La crise des valeurs qui caractérise l’époque contemporaine comme aucune autre dans l’histoire, sur les plans politique, social et religieux, et qui caractérise également l’actuelle société du bien-être, se trouve au centre des essais constituant L’epoca della secolarizzazione. Ces essais, rédigés autour des années soixante, prennent place dans le cadre de l’analyse critique de la philosophie moderne et contemporaine donnée par Augusto Del Noce, une critique historico-philosophique qui a anticipé et rejoint la relecture historiographique à laquelle ont contribué Nolte, De Felice et Furet, et qui représente réellement un fait unique. A l’encontre de la vulgate dominante, Augusto Del Noce considère que le mal de notre époque n’est pas seulement réductible, de manière simpliste, aux différents fascismes ou autoritarismes, mais qu’il est dans le sécularisme comme tel qui est à la base aussi bien du nazisme que du fascisme, tout autant que du communisme et de la société de consommation, ou technologique, au sein de laquelle se manifeste une forme nouvelle et par certains côtés plus dangereuse de totalitarisme.
En premier lieu on cherchera à démontrer la dépendance de la société technologique à l’égard du marxisme, et sa nature ; puis à mettre en lumière l’attitude, face à la société du bien-être, adoptée par le modernisme et la théologie de la sécularisation, avant de voir comment Del Noce envisage de reproposer la pensée métaphysique et les valeurs traditionnelles.

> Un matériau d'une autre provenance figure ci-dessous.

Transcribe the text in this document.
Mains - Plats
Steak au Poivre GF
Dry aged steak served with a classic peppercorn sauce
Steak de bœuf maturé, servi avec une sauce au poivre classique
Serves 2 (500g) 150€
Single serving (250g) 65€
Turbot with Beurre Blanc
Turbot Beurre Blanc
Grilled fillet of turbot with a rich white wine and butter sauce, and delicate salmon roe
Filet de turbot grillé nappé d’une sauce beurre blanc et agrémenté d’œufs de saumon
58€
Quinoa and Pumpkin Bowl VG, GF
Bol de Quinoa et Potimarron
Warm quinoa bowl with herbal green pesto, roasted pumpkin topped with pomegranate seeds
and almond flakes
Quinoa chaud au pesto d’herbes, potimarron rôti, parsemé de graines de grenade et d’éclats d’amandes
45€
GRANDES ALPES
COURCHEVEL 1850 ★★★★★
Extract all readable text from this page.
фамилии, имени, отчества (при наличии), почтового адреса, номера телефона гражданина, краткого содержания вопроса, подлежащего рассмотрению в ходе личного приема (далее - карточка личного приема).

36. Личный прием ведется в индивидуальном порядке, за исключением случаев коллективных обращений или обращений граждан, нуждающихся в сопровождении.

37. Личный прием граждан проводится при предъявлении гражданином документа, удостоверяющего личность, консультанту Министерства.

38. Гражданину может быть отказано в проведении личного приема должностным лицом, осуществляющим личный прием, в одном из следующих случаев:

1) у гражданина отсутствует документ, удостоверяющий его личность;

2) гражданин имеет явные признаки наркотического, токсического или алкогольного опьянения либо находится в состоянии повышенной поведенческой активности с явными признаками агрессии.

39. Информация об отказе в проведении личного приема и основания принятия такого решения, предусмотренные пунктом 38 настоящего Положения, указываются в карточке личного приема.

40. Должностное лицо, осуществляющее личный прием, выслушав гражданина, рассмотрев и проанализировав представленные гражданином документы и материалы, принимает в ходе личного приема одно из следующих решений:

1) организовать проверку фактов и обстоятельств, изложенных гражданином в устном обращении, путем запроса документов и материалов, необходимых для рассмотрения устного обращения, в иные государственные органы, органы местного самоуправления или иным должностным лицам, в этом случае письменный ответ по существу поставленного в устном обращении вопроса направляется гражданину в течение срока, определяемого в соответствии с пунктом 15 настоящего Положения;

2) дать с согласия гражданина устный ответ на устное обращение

La société technologique et le marxisme
L’originalité de la pensée de Del Noce réside dans un étroit parallèle entre l’histoire et la philosophie. L’une de ses formules les plus souvent reprises est pour affirmer que l’histoire du XXe siècle est une histoire philosophique comme l’histoire médiévale était une histoire théologique. Ce jugement suit l’interprétation du marxisme qui voit en lui le sujet de l’histoire contemporaine, cette dernière étant caractérisée par l’idée de révolution, le marxisme étant de son côté considéré comme le retournement de l’hégélianisme dans le sens d’une philosophie qui se fait monde en vue de réaliser une totalité nouvelle, un nouvel ordre de l’être. De ce point de vue il est nécessaire de le considérer au moment de sa réussite, en d’autres termes dans son entrée dans l’histoire, sous l’effet de l’action révolutionnaire de Lénine et de Staline, mais aussi au moment de son échec, ou plus exactement de la décomposition qu’il ne manque pas de subir.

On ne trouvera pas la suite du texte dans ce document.